We also learned that my endometriosis was in my ovary. I tell you something folks, I am awesome at being screwed up! The endometriosis was in a cyst that was inside my ovary! That could be another reason for the low AMH. Dr. D said that there is some kind of connection with endometriosis and low AMH, but we aren't quite sure what that connection is. Both are apparently hereditary, too. No good! So with no tubes and below average ovaries, I asked Dr. D if there was anyway we could take a look at my uterus before we spend all kinds of money and find out it is inhabitable. He said he had already done that when I had the Saline Infused Sonohysterography (SIS). I told him that I thought I remembered him remarking that my uterus was "beautiful." He said yes it looked great! Did you hear that folks? Beautiful uterus! haha only in infertility is that a real sentence!
So we got good news and answers that made things make better sense. I feel pretty good today and pretty excited about what's to come! There are still plenty of things to learn and think about, but for right now we will hold onto this momentary joy!

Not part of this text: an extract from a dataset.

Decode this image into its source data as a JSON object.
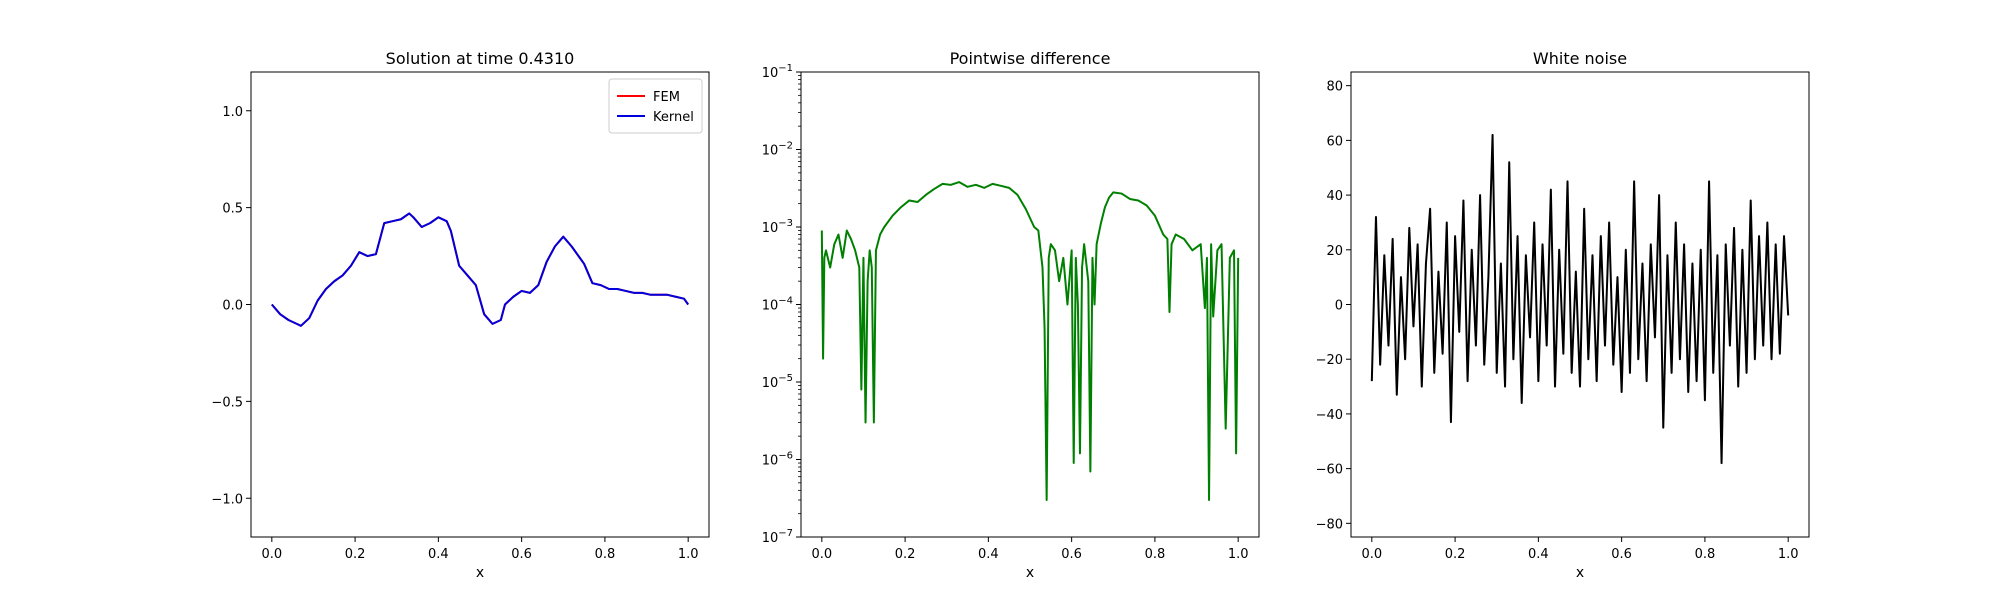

So here's to 2013, the prosperous year of the 13! A year of less bad news for all of us, bigger hopes, smiles all around, more what if dreams, and maybe, just maybe, our baby reality!
Good night, sleep tight, and may your Faith in the Lord keep you safely in his light!
I nominated you for a Liebster Blog Award. You can go to my blog to see the rules and info!. http://unconceivablyblessed.blogspot.com/2013/01/i-would-like-to-thank-academy.html
ReplyDeleteYou did such a wonderful job explaining this process, i don't know much about "options" and I definitely didn't know much about EA. Thanks for this!